Kuhn, winner of the American College of Cardiology’s 2007 Young Investigator Award, is working to regenerate heart tissue as a way of treating heart attacks in adults and heart failure due to congenital heart disease in children. Kuhn’s prior work in rats found that a patch soaked in a growth-stimulating substance called periostin, placed over the site of cardiac injury, regenerated heart muscle and improved pumping ability; he now plans to use his TRP award to take the findings to patients.
Sahin, who received the Young Investigator Award from the Child Neurology Society in 2005, studies how nerve cells connect to one another and how this connectivity goes awry in disease. He focuses on tuberous sclerosis complex (TSC), a neuro-genetic disease that causes benign tumors in the brain (and elsewhere in the body) and has neurologic symptoms. His laboratory has produced evidence for abnormal neuronal connectivity in TSC, a finding that also has implications for epilepsy, developmental delay and autism.

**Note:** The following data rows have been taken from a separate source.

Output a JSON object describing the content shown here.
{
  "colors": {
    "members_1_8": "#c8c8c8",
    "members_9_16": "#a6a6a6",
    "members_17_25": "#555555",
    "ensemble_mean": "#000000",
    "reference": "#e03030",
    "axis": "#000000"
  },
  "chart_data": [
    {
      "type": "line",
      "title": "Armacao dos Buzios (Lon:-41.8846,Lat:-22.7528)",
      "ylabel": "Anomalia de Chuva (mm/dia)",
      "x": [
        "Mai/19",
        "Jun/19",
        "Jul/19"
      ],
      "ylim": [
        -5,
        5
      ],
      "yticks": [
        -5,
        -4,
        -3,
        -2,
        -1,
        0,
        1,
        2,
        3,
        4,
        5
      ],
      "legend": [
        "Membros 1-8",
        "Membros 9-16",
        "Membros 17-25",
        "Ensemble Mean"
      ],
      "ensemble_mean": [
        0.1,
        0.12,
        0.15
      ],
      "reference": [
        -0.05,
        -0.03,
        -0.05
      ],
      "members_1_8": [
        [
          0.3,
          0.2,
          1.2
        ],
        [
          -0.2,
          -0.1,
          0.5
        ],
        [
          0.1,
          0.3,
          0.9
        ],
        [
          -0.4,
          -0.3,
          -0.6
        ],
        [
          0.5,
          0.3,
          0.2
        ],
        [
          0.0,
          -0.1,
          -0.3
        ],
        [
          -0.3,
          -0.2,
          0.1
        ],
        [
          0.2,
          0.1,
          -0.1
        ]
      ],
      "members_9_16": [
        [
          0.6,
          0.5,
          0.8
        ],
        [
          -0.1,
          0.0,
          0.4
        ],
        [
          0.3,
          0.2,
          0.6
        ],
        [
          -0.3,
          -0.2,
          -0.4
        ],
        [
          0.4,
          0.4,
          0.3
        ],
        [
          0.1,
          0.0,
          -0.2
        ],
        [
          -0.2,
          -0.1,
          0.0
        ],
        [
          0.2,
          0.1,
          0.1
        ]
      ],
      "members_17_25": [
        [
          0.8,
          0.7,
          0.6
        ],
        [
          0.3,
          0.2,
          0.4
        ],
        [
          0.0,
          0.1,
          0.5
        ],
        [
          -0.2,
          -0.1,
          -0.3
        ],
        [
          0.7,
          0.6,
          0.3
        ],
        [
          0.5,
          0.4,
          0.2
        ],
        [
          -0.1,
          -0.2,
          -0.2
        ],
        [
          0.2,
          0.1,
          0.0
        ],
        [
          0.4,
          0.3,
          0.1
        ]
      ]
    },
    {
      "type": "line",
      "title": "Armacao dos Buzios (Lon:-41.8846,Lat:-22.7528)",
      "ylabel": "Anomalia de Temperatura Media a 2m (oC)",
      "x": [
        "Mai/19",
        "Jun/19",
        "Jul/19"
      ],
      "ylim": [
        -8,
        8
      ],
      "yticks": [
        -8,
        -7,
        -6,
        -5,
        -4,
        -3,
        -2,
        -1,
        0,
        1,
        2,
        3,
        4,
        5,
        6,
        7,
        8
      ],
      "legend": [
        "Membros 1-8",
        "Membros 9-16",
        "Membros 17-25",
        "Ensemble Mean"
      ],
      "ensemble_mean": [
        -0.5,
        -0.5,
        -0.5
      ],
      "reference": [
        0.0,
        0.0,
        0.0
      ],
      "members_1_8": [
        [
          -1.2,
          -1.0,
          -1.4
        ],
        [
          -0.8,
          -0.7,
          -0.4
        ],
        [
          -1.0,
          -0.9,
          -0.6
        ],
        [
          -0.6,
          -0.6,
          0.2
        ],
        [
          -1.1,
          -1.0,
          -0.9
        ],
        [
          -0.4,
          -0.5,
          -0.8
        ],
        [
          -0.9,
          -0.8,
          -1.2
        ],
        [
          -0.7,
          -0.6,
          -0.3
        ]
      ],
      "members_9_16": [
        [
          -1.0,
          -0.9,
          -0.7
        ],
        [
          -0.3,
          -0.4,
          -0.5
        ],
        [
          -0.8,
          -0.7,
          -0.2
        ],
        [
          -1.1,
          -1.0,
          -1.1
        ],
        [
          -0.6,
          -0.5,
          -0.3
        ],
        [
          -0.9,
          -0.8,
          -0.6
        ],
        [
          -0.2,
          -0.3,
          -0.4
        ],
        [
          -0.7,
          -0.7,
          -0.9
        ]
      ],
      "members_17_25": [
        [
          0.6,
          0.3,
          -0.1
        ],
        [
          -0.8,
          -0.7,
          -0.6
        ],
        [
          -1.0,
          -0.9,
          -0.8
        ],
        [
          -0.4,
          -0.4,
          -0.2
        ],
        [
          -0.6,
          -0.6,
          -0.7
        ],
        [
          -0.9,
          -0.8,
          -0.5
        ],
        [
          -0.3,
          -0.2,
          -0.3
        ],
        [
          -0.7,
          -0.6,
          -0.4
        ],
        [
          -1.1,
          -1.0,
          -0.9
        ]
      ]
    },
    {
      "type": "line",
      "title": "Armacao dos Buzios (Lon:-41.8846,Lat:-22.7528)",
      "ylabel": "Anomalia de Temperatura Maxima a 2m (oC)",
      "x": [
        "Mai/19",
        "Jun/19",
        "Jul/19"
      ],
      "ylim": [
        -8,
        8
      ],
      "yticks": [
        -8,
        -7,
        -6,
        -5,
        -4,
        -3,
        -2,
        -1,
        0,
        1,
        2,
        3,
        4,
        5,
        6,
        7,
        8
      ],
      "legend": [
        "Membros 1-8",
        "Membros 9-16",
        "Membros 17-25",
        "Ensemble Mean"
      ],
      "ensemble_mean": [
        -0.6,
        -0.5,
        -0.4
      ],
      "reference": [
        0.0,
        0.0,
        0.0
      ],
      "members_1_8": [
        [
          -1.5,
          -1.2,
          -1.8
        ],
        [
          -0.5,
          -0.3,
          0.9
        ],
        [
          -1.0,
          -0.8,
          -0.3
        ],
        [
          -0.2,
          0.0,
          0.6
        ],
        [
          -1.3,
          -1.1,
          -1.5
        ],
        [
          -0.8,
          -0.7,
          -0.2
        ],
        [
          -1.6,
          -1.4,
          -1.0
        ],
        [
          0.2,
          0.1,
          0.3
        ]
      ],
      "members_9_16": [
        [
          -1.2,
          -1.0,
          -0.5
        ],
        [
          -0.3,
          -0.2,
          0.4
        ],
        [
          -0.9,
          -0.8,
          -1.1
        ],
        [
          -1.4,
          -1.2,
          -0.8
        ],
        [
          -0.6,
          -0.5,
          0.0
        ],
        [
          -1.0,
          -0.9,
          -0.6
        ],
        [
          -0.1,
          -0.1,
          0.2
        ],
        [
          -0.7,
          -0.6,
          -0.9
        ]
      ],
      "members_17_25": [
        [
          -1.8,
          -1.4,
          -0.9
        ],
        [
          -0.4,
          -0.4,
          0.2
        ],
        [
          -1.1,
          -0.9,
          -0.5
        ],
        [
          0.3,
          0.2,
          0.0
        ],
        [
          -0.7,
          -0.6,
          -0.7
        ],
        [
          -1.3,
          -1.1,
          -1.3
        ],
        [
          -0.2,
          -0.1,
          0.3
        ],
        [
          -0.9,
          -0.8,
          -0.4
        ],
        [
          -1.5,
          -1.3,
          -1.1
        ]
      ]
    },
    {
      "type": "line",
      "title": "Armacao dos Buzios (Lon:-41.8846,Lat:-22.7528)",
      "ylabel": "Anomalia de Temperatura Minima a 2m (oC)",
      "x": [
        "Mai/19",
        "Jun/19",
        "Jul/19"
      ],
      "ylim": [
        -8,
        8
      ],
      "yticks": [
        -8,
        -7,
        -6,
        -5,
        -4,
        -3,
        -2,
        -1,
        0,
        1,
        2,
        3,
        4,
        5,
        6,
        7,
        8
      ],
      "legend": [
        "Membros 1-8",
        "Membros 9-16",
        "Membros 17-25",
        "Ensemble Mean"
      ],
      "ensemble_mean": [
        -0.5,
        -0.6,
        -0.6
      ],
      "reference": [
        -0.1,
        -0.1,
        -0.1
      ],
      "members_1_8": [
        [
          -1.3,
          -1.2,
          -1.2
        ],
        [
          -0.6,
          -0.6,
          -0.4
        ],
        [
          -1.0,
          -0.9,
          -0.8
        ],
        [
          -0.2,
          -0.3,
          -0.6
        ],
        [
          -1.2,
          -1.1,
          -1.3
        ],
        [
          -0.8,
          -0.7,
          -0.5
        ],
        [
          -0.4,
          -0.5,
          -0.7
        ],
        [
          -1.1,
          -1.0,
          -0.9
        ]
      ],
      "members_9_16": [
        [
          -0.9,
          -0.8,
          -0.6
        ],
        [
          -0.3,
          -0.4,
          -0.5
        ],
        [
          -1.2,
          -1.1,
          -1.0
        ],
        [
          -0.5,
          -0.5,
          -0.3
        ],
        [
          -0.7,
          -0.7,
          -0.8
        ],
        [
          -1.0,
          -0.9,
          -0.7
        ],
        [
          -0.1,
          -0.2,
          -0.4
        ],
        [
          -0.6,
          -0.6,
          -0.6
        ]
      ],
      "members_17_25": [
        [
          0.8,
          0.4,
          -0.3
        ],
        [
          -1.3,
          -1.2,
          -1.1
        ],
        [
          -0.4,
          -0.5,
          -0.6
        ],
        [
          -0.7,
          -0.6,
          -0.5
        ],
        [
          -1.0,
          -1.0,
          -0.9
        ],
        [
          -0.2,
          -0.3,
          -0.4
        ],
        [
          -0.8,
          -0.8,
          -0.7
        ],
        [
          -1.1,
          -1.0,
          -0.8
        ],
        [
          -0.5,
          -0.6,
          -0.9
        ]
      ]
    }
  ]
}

Fauza, whose postdoctoral fellows have won American Academy of Pediatrics awards for four consecutive years, works with fetal stem cells—taken from amniotic fluid during pregnancy—to repair congenital diaphragmatic hernias and congenital airway obstruction in newborns. Much work has been done in animals and Fauza hopes the project, combining stem cell biology with tissue engineering, will lay the groundwork for treating a variety of congenital anomalies at birth, later in life and through Children’s Advanced Fetal Care Center, where he is director of research.

The awards are part of an overall strategy to build a Translational Investigator Service, a multidisciplinary cadre of productive faculty-scientists with leadership skills and strong scientific and clinical backgrounds. “Success of this program will facilitate the rapid translation of discovery sciences into human trials and facilitate the use of human patient resources in advancing scientific discovery,” says TRP Director, David Williams, MD, PhD, also chief of Hematology/Oncology. A second round of applications are due May 1.